Désigné candidat à l’Elysée par les adhérents de son parti, le président des Républicains (LR), Bruno Retailleau, a annoncé son intention de supprimer 200 000 postes dans la fonction publique en cas d’arrivée au pouvoir en 2027. « Au moins », a-t-il précisé sur LCI, le 20 avril.
Ce discours est familier à droite et se traduit par des surenchères à chaque élection présidentielle. En 2017, François Fillon plaidait pour la suppression de 500 000 emplois publics, tandis qu’en 2022, Valérie Pécresse évoquait un objectif de 200 000 suppressions.
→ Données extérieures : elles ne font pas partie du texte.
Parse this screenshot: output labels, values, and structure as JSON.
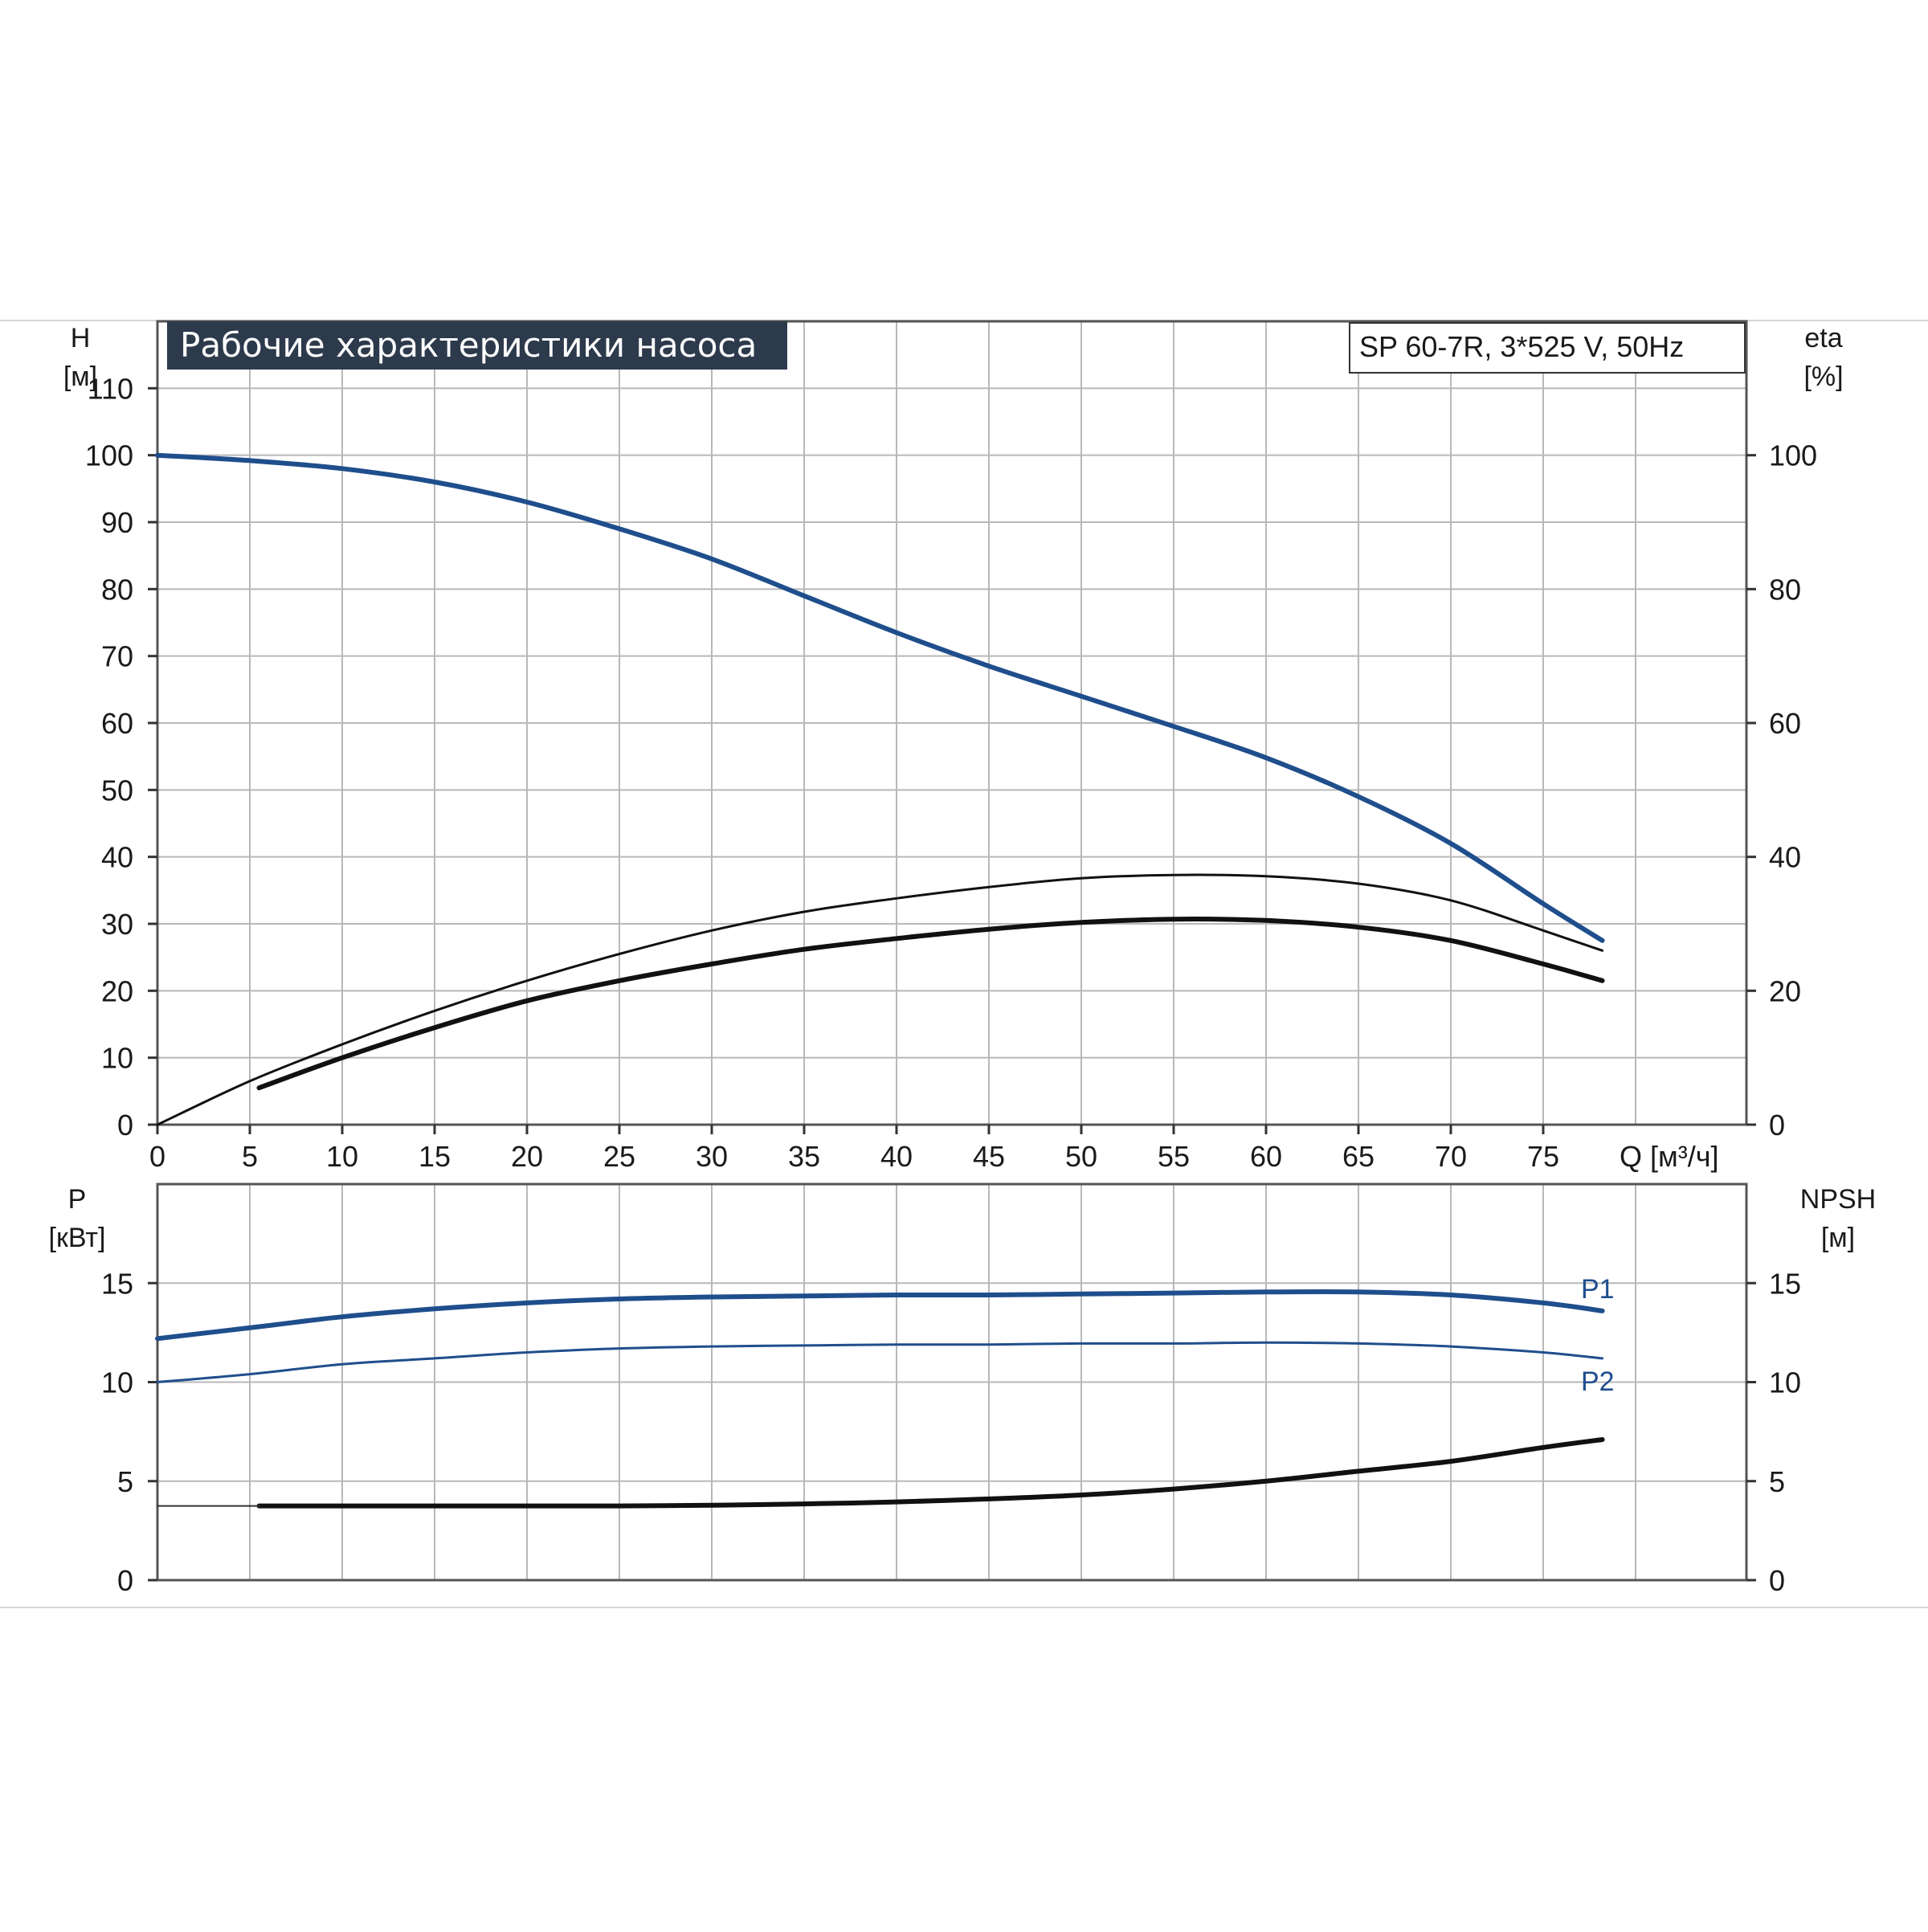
{
  "title": "Рабочие характеристики насоса",
  "model_label": "SP 60-7R, 3*525 V, 50Hz",
  "colors": {
    "blue": "#1f4e8c",
    "black": "#111111",
    "grid": "#b8b8b8",
    "title_bg": "#2d3a4c"
  },
  "chart_data": [
    {
      "type": "line",
      "name": "top-panel",
      "xlabel": "Q [м³/ч]",
      "ylabel_top": "H",
      "ylabel_unit": "[м]",
      "y2label_top": "eta",
      "y2label_unit": "[%]",
      "xlim": [
        0,
        86
      ],
      "ylim": [
        0,
        120
      ],
      "y2lim": [
        0,
        120
      ],
      "x_ticks": [
        0,
        5,
        10,
        15,
        20,
        25,
        30,
        35,
        40,
        45,
        50,
        55,
        60,
        65,
        70,
        75
      ],
      "y_ticks": [
        0,
        10,
        20,
        30,
        40,
        50,
        60,
        70,
        80,
        90,
        100,
        110
      ],
      "y2_ticks": [
        0,
        20,
        40,
        60,
        80,
        100
      ],
      "grid": true,
      "series": [
        {
          "key": "H",
          "axis": "left",
          "color": "#1f4e8c",
          "width": 6,
          "x": [
            0,
            5,
            10,
            15,
            20,
            25,
            30,
            35,
            40,
            45,
            50,
            55,
            60,
            65,
            70,
            75,
            78.2
          ],
          "y": [
            100,
            99.2,
            98,
            96,
            93,
            89,
            84.5,
            79,
            73.5,
            68.5,
            64,
            59.5,
            54.8,
            49,
            42,
            33,
            27.5
          ]
        },
        {
          "key": "eta_upper",
          "axis": "left",
          "color": "#111111",
          "width": 3,
          "x": [
            0,
            5,
            10,
            15,
            20,
            25,
            30,
            35,
            40,
            45,
            50,
            55,
            60,
            65,
            70,
            75,
            78.2
          ],
          "y": [
            0,
            6.5,
            12,
            17,
            21.5,
            25.5,
            29,
            31.8,
            33.8,
            35.5,
            36.8,
            37.3,
            37.1,
            36,
            33.5,
            29,
            26
          ]
        },
        {
          "key": "eta_lower",
          "axis": "left",
          "color": "#111111",
          "width": 6,
          "x": [
            5.5,
            10,
            15,
            20,
            25,
            30,
            35,
            40,
            45,
            50,
            55,
            60,
            65,
            70,
            75,
            78.2
          ],
          "y": [
            5.5,
            10,
            14.5,
            18.5,
            21.5,
            24,
            26.2,
            27.8,
            29.2,
            30.2,
            30.7,
            30.5,
            29.5,
            27.5,
            24,
            21.5
          ]
        }
      ]
    },
    {
      "type": "line",
      "name": "bottom-panel",
      "ylabel_top": "P",
      "ylabel_unit": "[кВт]",
      "y2label_top": "NPSH",
      "y2label_unit": "[м]",
      "xlim": [
        0,
        86
      ],
      "ylim": [
        0,
        20
      ],
      "y_ticks": [
        0,
        5,
        10,
        15
      ],
      "y2_ticks": [
        0,
        5,
        10,
        15
      ],
      "grid": true,
      "series": [
        {
          "key": "P1",
          "name": "P1",
          "color": "#1f4e8c",
          "width": 6,
          "x": [
            0,
            5.5,
            10,
            15,
            20,
            25,
            30,
            35,
            40,
            45,
            50,
            55,
            60,
            65,
            70,
            75,
            78.2
          ],
          "y": [
            12.2,
            12.8,
            13.3,
            13.7,
            14,
            14.2,
            14.3,
            14.35,
            14.4,
            14.4,
            14.45,
            14.5,
            14.55,
            14.55,
            14.4,
            14.0,
            13.6
          ]
        },
        {
          "key": "P2",
          "name": "P2",
          "color": "#1f4e8c",
          "width": 3,
          "x": [
            0,
            5,
            10,
            15,
            20,
            25,
            30,
            35,
            40,
            45,
            50,
            55,
            60,
            65,
            70,
            75,
            78.2
          ],
          "y": [
            10,
            10.4,
            10.9,
            11.2,
            11.5,
            11.7,
            11.8,
            11.85,
            11.9,
            11.9,
            11.95,
            11.95,
            12.0,
            11.95,
            11.8,
            11.5,
            11.2
          ]
        },
        {
          "key": "NPSH",
          "color": "#111111",
          "width": 6,
          "x": [
            5.5,
            10,
            15,
            20,
            25,
            30,
            35,
            40,
            45,
            50,
            55,
            60,
            65,
            70,
            75,
            78.2
          ],
          "y": [
            3.75,
            3.75,
            3.75,
            3.75,
            3.75,
            3.78,
            3.85,
            3.95,
            4.1,
            4.3,
            4.6,
            5.0,
            5.5,
            6.0,
            6.7,
            7.1
          ]
        },
        {
          "key": "NPSH_ext",
          "color": "#333333",
          "width": 2,
          "x": [
            0,
            5.5
          ],
          "y": [
            3.75,
            3.75
          ]
        }
      ],
      "labels": {
        "p1": "P1",
        "p2": "P2"
      }
    }
  ]
}
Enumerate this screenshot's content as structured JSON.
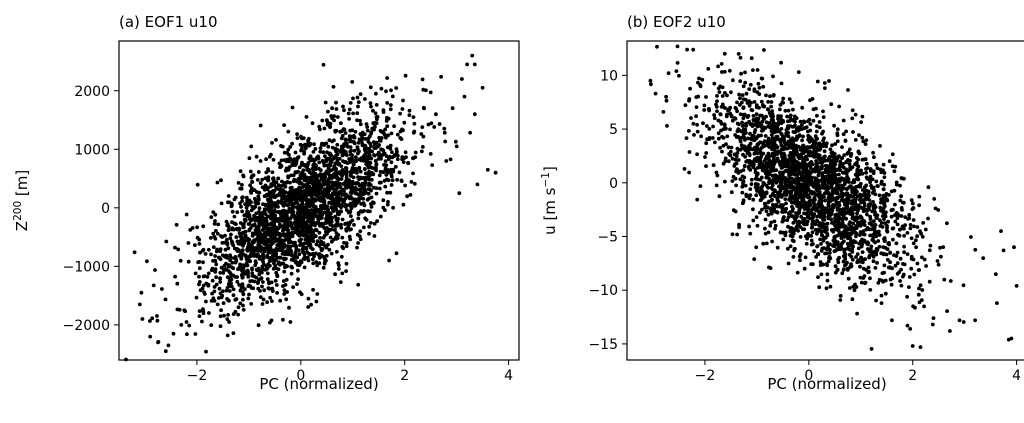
{
  "chart_data": [
    {
      "type": "scatter",
      "title": "(a) EOF1 u10",
      "xlabel": "PC (normalized)",
      "ylabel": "Z",
      "ylabel_sup": "200",
      "ylabel_unit": " [m]",
      "xlim": [
        -3.5,
        4.2
      ],
      "ylim": [
        -2600,
        2850
      ],
      "xticks": [
        -2,
        0,
        2,
        4
      ],
      "xtick_labels": [
        "−2",
        "0",
        "2",
        "4"
      ],
      "yticks": [
        -2000,
        -1000,
        0,
        1000,
        2000
      ],
      "ytick_labels": [
        "−2000",
        "−1000",
        "0",
        "1000",
        "2000"
      ],
      "grid": false,
      "marker_color": "#000000",
      "n_points": 2600,
      "slope": 550,
      "noise": 560,
      "seed": 7,
      "points": [
        [
          -3.2,
          -760
        ],
        [
          -3.1,
          -1650
        ],
        [
          -3.05,
          -1900
        ],
        [
          -2.9,
          -2200
        ],
        [
          -2.75,
          -2300
        ],
        [
          -2.6,
          -2450
        ],
        [
          -2.55,
          -2350
        ],
        [
          -2.45,
          -2150
        ],
        [
          -2.3,
          -2000
        ],
        [
          -2.2,
          -1950
        ],
        [
          -1.95,
          -1850
        ],
        [
          -1.6,
          -1650
        ],
        [
          -1.2,
          -1700
        ],
        [
          -0.2,
          -1950
        ],
        [
          0.3,
          -1600
        ],
        [
          1.7,
          -900
        ],
        [
          2.6,
          1600
        ],
        [
          2.8,
          800
        ],
        [
          3.0,
          1050
        ],
        [
          3.05,
          250
        ],
        [
          3.1,
          2200
        ],
        [
          3.15,
          1900
        ],
        [
          3.2,
          2450
        ],
        [
          3.3,
          2600
        ],
        [
          3.35,
          2450
        ],
        [
          3.35,
          1600
        ],
        [
          3.4,
          400
        ],
        [
          3.5,
          2050
        ],
        [
          3.6,
          650
        ],
        [
          3.75,
          600
        ]
      ]
    },
    {
      "type": "scatter",
      "title": "(b) EOF2 u10",
      "xlabel": "PC (normalized)",
      "ylabel": "u [m s",
      "ylabel_sup": "−1",
      "ylabel_unit": "]",
      "xlim": [
        -3.5,
        4.2
      ],
      "ylim": [
        -16.5,
        13.2
      ],
      "xticks": [
        -2,
        0,
        2,
        4
      ],
      "xtick_labels": [
        "−2",
        "0",
        "2",
        "4"
      ],
      "yticks": [
        -15,
        -10,
        -5,
        0,
        5,
        10
      ],
      "ytick_labels": [
        "−15",
        "−10",
        "−5",
        "0",
        "5",
        "10"
      ],
      "grid": false,
      "marker_color": "#000000",
      "n_points": 2600,
      "slope": -2.9,
      "noise": 3.3,
      "seed": 19,
      "points": [
        [
          -3.05,
          9.5
        ],
        [
          -2.95,
          8.3
        ],
        [
          -2.8,
          6.6
        ],
        [
          -2.7,
          10.2
        ],
        [
          -2.55,
          10.4
        ],
        [
          -2.3,
          7.8
        ],
        [
          -2.05,
          9.6
        ],
        [
          -1.35,
          12.0
        ],
        [
          -1.1,
          11.6
        ],
        [
          1.4,
          -11.2
        ],
        [
          1.6,
          -12.8
        ],
        [
          1.9,
          -13.3
        ],
        [
          2.0,
          -15.2
        ],
        [
          2.15,
          -15.3
        ],
        [
          2.4,
          -12.6
        ],
        [
          2.9,
          -12.8
        ],
        [
          3.2,
          -12.8
        ],
        [
          3.6,
          -8.5
        ],
        [
          3.75,
          -6.3
        ],
        [
          3.85,
          -14.6
        ],
        [
          3.9,
          -14.5
        ],
        [
          3.95,
          -6.0
        ],
        [
          4.0,
          -9.6
        ],
        [
          3.7,
          -4.5
        ]
      ]
    }
  ]
}
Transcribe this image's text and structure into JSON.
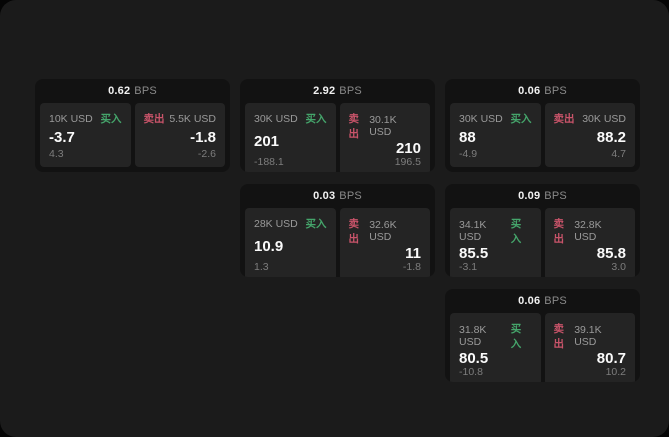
{
  "labels": {
    "bps_unit": "BPS",
    "buy": "买入",
    "sell": "卖出"
  },
  "colors": {
    "buy": "#45a56b",
    "sell": "#c9546a",
    "panel_bg": "#1b1b1b",
    "card_bg": "#121212",
    "tile_bg": "#242424"
  },
  "cards": [
    {
      "row": 1,
      "col": 1,
      "bps": "0.62",
      "buy": {
        "amount": "10K USD",
        "value": "-3.7",
        "sub": "4.3"
      },
      "sell": {
        "amount": "5.5K USD",
        "value": "-1.8",
        "sub": "-2.6"
      }
    },
    {
      "row": 1,
      "col": 2,
      "bps": "2.92",
      "buy": {
        "amount": "30K USD",
        "value": "201",
        "sub": "-188.1"
      },
      "sell": {
        "amount": "30.1K USD",
        "value": "210",
        "sub": "196.5"
      }
    },
    {
      "row": 1,
      "col": 3,
      "bps": "0.06",
      "buy": {
        "amount": "30K USD",
        "value": "88",
        "sub": "-4.9"
      },
      "sell": {
        "amount": "30K USD",
        "value": "88.2",
        "sub": "4.7"
      }
    },
    {
      "row": 2,
      "col": 2,
      "bps": "0.03",
      "buy": {
        "amount": "28K USD",
        "value": "10.9",
        "sub": "1.3"
      },
      "sell": {
        "amount": "32.6K USD",
        "value": "11",
        "sub": "-1.8"
      }
    },
    {
      "row": 2,
      "col": 3,
      "bps": "0.09",
      "buy": {
        "amount": "34.1K USD",
        "value": "85.5",
        "sub": "-3.1"
      },
      "sell": {
        "amount": "32.8K USD",
        "value": "85.8",
        "sub": "3.0"
      }
    },
    {
      "row": 3,
      "col": 3,
      "bps": "0.06",
      "buy": {
        "amount": "31.8K USD",
        "value": "80.5",
        "sub": "-10.8"
      },
      "sell": {
        "amount": "39.1K USD",
        "value": "80.7",
        "sub": "10.2"
      }
    }
  ]
}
Toutefois, cette approche arithmétique de la fonction publique n’a jamais fait l’unanimité au sein des Républicains. Eric Woerth, ancien ministre du budget (2007-2010), avait reconnu en 2021 que ces objectifs étaient souvent inaccessibles, regrettant une « comptabilité un peu malsaine ».
Selon les dernières données de l’INSEE, le nombre de fonctionnaires en France s’élevait à environ 5,7 millions en 2020, représentant environ 20% de l’emploi total. Cette situation soulève des interrogations sur l’équilibre entre la nécessité de services publics et les impératifs budgétaires.
La promesse de réduire les effectifs de la fonction publique pourrait avoir des répercussions significatives sur la qualité des services offerts aux citoyens, alors que la demande en services publics demeure forte.